How Do You Reheat Fried Chicken? (And Is It Even Worth It?)
Fried chicken is one of the best things in the whole wide world. Even at a fast-food joint, even if it's tofu or seitan instead of actual chicken, it's delicious, but when it's in its ideal form, fresh from a cast-iron skillet filled with a mixture of butter and lard or vegetable oil, flavored with smoked ham or bacon, it is divine.
Good fried chicken has a crispy crust and tender, juicy meat. It's not too greasy. The breading sticks to the chicken. It's very difficult to return to these conditions once the chicken has cooled. Should we even bother?
According to Edna Lewis, the patron saint of Southern cooking, the preparation of fried chicken is an art, requiring great care and patience. In Freetown, the small Virginia community where Lewis grew up, fried chicken was only eaten in late spring and early summer, when the young chickens, "hand-raised and specially fed," were at their most tender. Freetowners ate their fried chicken for breakfast, after their morning chores were done, with biscuits and gravy. There is no mention of leftovers in The Taste Of Country Cooking, Lewis' great cookbook/memoir of her childhood. Perhaps this was because there were none. Or maybe because it was so obvious what one should do with leftover fried chicken, Lewis felt no need to mention it. Maybe there were no leftovers of this magnificent fried chicken. Or maybe it was understood that it was just as good eaten cold.
Nowadays, we are far more decadent. We get our fried chicken in restaurants and supermarkets all year round, and we also order more food than we can possibly eat so we can take it home. (Sometimes we even cook it ourselves, but for most of us, this is a rare act, undertaken with the highest degree of trepidation.) Leftovers are a fact of life.
Cooks Illustrated, the Bible of scientific-minded cooks everywhere, suggests allowing leftover fried chicken to come to room temperature, then cooking it at 400 degrees Fahrenheit until the internal temperature is 120 degrees. Timing will vary based on the size and shape of the chicken pieces, but a good guideline is 8 to 12 minutes for legs and thighs and 14 to 18 minutes for breasts.
A. Spring Council, who now runs Mama Dip's Kitchen, the legendary Chapel Hill, North Carolina, restaurant established by her mother, Mildred, concurs. "Although cold fried chicken tastes good," she writes in an email, "reheating brings back the crispy crust."

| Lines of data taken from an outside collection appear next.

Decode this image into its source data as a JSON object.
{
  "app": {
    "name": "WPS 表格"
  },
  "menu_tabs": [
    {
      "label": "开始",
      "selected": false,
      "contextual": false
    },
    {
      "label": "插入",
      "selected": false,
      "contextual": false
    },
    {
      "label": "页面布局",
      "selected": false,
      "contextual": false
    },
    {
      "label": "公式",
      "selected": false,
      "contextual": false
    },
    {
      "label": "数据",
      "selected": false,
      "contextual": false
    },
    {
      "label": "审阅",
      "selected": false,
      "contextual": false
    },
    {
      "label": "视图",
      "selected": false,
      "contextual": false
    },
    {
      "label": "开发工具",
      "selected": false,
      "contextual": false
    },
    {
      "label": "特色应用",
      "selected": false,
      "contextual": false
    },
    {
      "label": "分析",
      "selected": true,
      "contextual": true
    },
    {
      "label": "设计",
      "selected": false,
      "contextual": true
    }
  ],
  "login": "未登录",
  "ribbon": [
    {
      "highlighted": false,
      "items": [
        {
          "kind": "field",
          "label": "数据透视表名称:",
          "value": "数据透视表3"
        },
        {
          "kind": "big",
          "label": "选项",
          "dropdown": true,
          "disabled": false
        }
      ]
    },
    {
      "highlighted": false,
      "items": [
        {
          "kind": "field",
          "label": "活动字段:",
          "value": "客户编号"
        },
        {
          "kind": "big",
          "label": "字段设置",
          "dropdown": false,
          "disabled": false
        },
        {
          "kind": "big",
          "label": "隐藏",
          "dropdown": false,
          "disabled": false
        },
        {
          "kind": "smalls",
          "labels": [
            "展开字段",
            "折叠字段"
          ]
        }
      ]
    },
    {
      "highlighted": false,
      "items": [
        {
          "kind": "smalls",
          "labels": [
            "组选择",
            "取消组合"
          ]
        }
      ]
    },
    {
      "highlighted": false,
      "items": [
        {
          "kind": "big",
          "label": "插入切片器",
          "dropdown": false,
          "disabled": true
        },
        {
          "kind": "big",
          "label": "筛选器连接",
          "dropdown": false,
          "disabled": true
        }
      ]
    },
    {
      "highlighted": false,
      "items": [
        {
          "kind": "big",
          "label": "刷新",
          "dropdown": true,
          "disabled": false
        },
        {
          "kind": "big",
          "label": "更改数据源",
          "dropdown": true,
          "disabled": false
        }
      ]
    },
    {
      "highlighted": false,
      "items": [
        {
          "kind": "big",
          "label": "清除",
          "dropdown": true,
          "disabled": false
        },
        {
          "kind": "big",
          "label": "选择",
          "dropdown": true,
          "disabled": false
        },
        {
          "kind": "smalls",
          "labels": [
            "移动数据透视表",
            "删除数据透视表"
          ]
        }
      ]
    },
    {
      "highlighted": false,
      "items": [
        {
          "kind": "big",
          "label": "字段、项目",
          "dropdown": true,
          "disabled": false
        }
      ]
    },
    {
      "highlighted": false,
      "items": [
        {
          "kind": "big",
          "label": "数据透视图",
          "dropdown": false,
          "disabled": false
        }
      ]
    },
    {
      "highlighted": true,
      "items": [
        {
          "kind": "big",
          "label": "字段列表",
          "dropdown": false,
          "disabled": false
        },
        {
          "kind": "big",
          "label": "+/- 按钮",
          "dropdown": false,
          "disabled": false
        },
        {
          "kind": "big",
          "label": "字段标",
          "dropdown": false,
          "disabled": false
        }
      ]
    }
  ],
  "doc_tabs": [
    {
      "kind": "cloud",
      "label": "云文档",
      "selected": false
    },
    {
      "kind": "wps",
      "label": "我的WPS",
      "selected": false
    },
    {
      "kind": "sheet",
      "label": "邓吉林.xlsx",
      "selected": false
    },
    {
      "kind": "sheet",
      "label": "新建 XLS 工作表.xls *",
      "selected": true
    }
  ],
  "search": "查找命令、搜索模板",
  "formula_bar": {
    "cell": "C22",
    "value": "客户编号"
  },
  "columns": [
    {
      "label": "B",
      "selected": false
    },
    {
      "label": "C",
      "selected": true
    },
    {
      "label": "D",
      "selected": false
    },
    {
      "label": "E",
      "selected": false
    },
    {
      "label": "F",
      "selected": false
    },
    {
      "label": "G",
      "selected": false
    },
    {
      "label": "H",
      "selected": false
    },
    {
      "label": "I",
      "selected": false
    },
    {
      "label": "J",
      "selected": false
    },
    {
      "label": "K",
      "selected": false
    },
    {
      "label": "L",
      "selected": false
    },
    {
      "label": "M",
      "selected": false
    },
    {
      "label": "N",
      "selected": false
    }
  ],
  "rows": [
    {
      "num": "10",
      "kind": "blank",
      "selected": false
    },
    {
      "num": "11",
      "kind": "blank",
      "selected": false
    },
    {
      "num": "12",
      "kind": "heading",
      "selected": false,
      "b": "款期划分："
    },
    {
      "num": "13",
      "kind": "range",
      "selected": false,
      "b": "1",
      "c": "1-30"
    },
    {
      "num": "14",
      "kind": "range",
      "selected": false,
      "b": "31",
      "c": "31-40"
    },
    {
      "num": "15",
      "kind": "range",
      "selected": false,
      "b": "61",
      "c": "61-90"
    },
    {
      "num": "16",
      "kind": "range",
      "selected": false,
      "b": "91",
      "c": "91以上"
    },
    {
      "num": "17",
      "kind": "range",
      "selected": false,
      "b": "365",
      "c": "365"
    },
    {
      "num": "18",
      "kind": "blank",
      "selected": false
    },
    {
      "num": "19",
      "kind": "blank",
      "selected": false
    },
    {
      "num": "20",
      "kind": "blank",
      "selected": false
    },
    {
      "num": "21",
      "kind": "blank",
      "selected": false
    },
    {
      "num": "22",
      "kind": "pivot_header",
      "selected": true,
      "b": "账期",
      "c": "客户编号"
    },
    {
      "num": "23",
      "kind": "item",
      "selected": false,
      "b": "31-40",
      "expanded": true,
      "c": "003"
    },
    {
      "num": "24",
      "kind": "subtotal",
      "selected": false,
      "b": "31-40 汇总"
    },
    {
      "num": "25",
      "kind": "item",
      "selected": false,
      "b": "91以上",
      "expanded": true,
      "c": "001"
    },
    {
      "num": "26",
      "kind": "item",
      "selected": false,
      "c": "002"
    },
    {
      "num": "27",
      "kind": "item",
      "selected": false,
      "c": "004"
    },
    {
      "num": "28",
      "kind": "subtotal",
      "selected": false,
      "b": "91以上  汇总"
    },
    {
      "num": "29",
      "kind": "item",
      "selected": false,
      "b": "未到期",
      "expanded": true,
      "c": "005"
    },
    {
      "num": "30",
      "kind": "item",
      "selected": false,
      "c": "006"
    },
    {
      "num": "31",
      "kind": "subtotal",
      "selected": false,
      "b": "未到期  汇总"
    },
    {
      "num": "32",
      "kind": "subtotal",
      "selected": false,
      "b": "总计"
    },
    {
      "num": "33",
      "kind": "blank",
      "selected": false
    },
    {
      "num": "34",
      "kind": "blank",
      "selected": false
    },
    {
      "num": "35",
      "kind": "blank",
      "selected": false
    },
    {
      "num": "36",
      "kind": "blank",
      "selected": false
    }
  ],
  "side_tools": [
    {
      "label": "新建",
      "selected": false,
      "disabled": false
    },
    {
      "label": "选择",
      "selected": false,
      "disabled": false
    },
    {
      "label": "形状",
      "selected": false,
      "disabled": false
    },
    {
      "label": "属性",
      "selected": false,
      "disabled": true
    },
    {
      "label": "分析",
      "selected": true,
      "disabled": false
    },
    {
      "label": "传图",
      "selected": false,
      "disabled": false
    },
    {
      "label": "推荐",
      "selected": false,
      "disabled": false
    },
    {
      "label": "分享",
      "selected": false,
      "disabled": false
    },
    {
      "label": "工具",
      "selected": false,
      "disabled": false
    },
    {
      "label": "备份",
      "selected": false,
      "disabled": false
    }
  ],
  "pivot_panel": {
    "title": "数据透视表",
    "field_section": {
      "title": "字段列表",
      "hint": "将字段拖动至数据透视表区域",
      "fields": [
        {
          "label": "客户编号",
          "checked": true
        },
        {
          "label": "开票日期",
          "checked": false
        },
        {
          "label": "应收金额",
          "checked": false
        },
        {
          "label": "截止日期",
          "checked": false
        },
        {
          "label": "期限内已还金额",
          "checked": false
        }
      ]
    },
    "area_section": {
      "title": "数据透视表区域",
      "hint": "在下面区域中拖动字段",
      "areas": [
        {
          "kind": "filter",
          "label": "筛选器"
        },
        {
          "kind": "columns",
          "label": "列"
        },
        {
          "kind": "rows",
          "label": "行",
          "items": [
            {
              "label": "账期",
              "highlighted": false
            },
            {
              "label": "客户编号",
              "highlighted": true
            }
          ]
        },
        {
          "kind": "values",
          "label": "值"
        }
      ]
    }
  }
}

If you must use the microwave, Southern Living recommends covering a plate of chicken with a paper towel and reheating at 30-second intervals, flipping frequently, until the chicken is warm enough—though this comes with the warning that that microwaving can be "tricky" and "at best, the texture will not be the same."
But Paul Fehribach, owner and chef of Big Jones in Chicago, disagrees with all of this, vehemently. Fehribach takes his fried chicken—based on Lewis' recipe—very seriously. When Big Jones first opened, he served it infrequently because it was so time-consuming to prepare correctly. Eventually he caved to public pressure and put it on the menu permanently, to the delight of the masses, including me. I have never had any leftovers.
This is what he told me: "Personally, I wouldn't try. But if I did, I would put a pie pan of water in the bottom of the oven and preheat to 250. Put chicken in the center rack and heat for 30 minutes." A better idea, he said, if, for some reason you didn't want to eat it cold, would be to pick the meat from the bones (breading and all) and make a chicken salad or tortilla soup (but with premade stock). And then he reiterated: "Low oven, pan of water. Def no microwave." Plus a skull emoji.
So there you have it. Reheating fried chicken is a delicate operation. Undertake it if you dare.